Roman. Ausgezeichnet mit dem Preis der Leipziger Buchmesse 2015 für die Übersetzung

(14)
Portrait
Amos Oz, geb. 1939 als Amos Klausner in Jerusalem, wuchs auch dort auf. Seine Eltern waren 1917 von Odessa nach Wilna (damals Polen) geflüchtet und wanderten von dort nach Palästina aus. 1954 trat er dem Kibbuz Chulda bei und nahm den Namen Oz an, der auf hebräisch Kraft, Stärke bedeutet. Von 1960-63 studierte er Literatur und Philosophie an der hebräischen Universität in Jerusalem und kehrte nach seinem Bachelor-Abschluss in den Kibbuz zurück und lehrte bis 1986 Literatur und Philosophie an der Oberschule Hulda. Seit dem 6-Tage-Krieg war er in der israelischen Friedensbewegung aktiv und befürwortete eine Zwei-Staaten-Bildung im israelisch-palästinensichen Konflikt. Er ist Mitbegründer und herausragender Vertreter der seit 1977 bestehenden Friedensbewegung Schalom achschaw (Peace now). Seit 1987 lehrt er Hebräische Literatur an der Ben-Gurion Universität von Negev, Beesheba. Die Werke von Amos Oz wurden in 37 Sprachen übersetzt. Er hat zahlreiche Preise und Auszeichnungen erhalten, u. a. im Jahr 2013 den Franz-Kafka-Preis und 2014 den Siegfried-Lenz-Preis.

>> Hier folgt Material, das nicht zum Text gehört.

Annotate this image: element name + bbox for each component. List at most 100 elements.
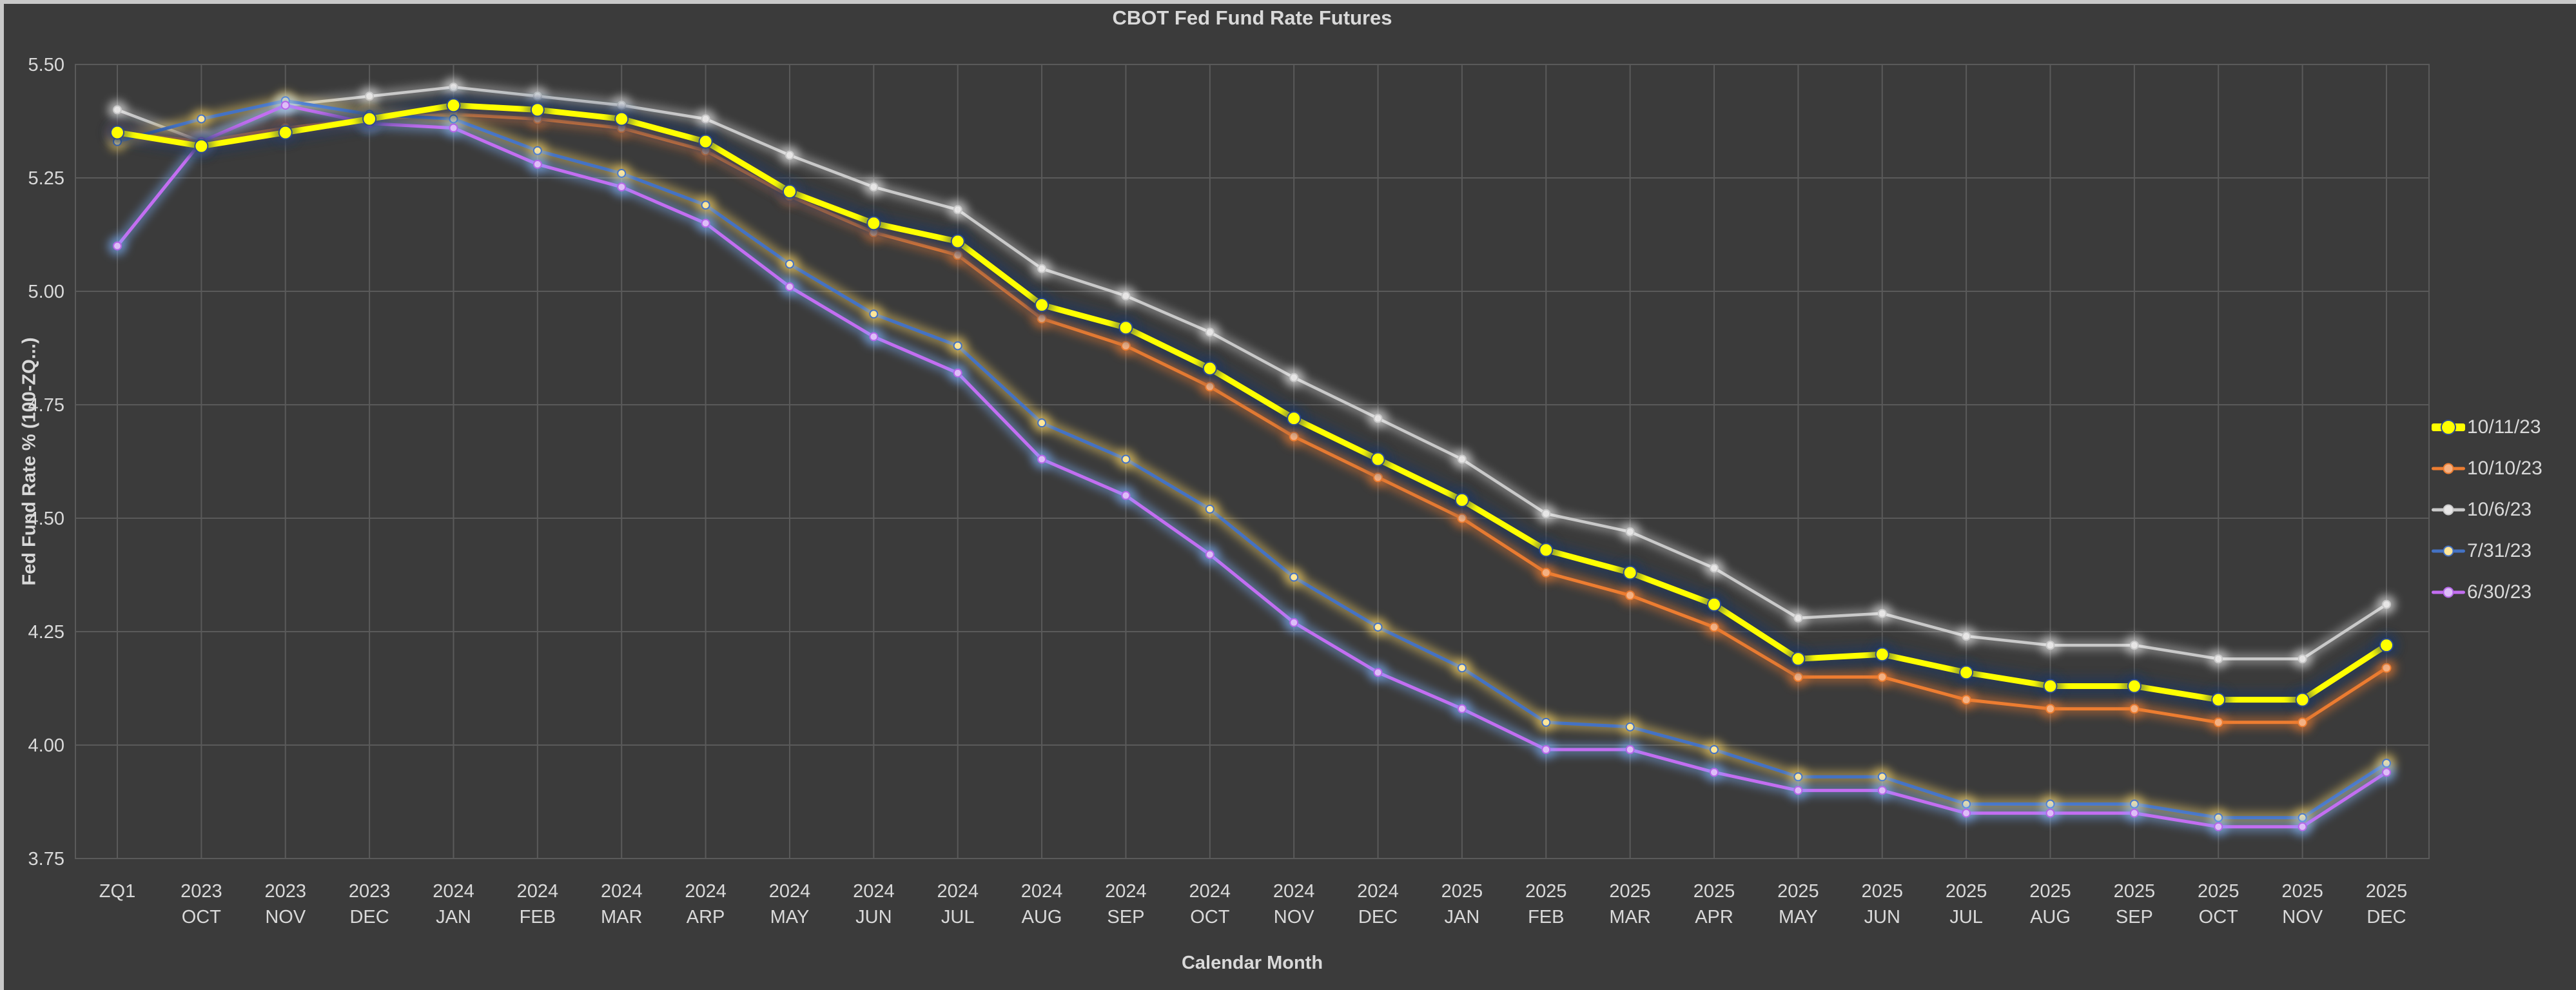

Mirjam Pressler wurde 1940 in Darmstadt geboren - ein uneheliches Kind jüdischer Abstammung, das bei Pflegeeltern aufwuchs. In Frankfurt besuchte sie die Hochschule für Bildende Künste. Sie hat drei inzwischen erwachsene Töchter und fünf Enkelkinder. Die Liste der Berufe, die sie ausgeübt hat, ist lang. Ihre ersten Bücher schrieb sie nachts, neben Beruf, Familie und Haushalt.
Gleich für ihre ersten Roman bekam sie den Oldenburger Jugendbuchpreis. Seit vielen Jahren schreibt sie hauptberuflich für und über Kinder und ihre Probleme. Für ihre eigenen Bücher und die Übersetzungen aus dem Hebräischen und dem niederländisch-flämischen Sprachraum hat Mirjam Pressler viele Preise und Auszeichnungen erhalten, 1998 wurde sie mit dem deutschen Bundesverdienstkreuz ausgezeichnet, 2001 mit der Carl-Zuckmayer-Medaille für Verdienste um die deutsche Sprache und 2004 mit dem Deutschen Bücherpreis für ihr literarisches Lebenswerk. 2013 erhielt sie die Buber-Rosenzweig-Medaille.
Mirjam Pressler lebt in der Nähe von München.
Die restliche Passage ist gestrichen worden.